El argumento más irónico quizás haya sido el de que los represores aspirantes al programa se habían negado a entregar información sobre el paradero de sus víctimas, cuando los mismos que dicen esto son los que se escandalizan ante la propuesta de una reducción de pena a los que cooperen.

Los consejeros universitarios, asesorados por una comisión integrada por Eugenio Zaffaroni, Raúl Ferreyra y Adriana Puiggrós, entre otros, consideran que los militares presos no son recuperables, en una categorización caprichosa y contraria a lo que dice la Constitución sobre la función de la cárcel, la famosa "reinserción social" que tanto invocan a la hora de liberar a delincuentes comunes.

Un cartel del Centro Universitario de la cárcel de Devoto (CUD) donde estudiaron muchos presos emblemáticos, entre ellos, Sergio Schoklender

El libro de Claudia Hilb es un saludable ejercicio de honestidad intelectual y un recorrido crítico y autocrítico de algunos hechos que modelaron la visión que la sociedad argentina ha querido tener de los difíciles años 70.
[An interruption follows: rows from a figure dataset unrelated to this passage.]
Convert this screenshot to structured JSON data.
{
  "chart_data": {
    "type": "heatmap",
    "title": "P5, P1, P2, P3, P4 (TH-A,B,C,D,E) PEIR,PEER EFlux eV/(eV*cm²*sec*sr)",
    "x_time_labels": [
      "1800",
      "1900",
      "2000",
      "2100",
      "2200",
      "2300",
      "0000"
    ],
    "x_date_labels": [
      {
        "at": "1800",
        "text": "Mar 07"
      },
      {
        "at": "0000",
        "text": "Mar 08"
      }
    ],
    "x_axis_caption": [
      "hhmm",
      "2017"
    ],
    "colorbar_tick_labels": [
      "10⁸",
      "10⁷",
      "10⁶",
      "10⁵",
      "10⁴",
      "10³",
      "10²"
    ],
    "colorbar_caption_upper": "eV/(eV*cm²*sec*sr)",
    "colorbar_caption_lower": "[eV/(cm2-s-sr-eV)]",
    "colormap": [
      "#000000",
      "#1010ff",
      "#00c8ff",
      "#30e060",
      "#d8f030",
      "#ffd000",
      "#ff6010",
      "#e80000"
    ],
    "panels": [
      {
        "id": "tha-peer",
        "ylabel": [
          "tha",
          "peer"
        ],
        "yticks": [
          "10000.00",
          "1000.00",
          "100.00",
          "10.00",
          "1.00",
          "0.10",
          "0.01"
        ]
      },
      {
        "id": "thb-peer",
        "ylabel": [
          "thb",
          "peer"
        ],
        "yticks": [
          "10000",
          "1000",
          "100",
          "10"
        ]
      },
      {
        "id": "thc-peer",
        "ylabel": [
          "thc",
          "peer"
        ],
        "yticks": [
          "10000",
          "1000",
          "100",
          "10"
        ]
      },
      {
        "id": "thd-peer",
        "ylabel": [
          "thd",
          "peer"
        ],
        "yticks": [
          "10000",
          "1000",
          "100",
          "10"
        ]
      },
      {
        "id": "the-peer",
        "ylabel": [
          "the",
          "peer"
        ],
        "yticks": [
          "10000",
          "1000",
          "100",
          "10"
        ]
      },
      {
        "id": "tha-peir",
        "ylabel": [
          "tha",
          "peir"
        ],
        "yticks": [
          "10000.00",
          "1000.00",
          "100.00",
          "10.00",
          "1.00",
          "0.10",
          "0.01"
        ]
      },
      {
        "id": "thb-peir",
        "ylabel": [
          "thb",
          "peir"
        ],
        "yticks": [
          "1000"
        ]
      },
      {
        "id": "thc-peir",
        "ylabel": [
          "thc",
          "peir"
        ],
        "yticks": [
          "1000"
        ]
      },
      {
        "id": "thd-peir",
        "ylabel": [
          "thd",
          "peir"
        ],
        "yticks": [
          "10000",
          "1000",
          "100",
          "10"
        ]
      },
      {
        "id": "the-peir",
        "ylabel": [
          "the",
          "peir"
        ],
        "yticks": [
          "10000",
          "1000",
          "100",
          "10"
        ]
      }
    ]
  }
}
Contiene también una apelación a sus antiguos camaradas: "Entonces -escribe en referencia al 76-, el horror de la dictadura del Proceso de Reorganización Nacional ahogó en sangre toda posibilidad de reflexión crítica sobre lo sucedido. Hoy, veinticinco años después, es nuestra responsabilidad legar a las generaciones que nos sucedieron un reflexión sin concesiones sobre nuestra responsabilidad pasada".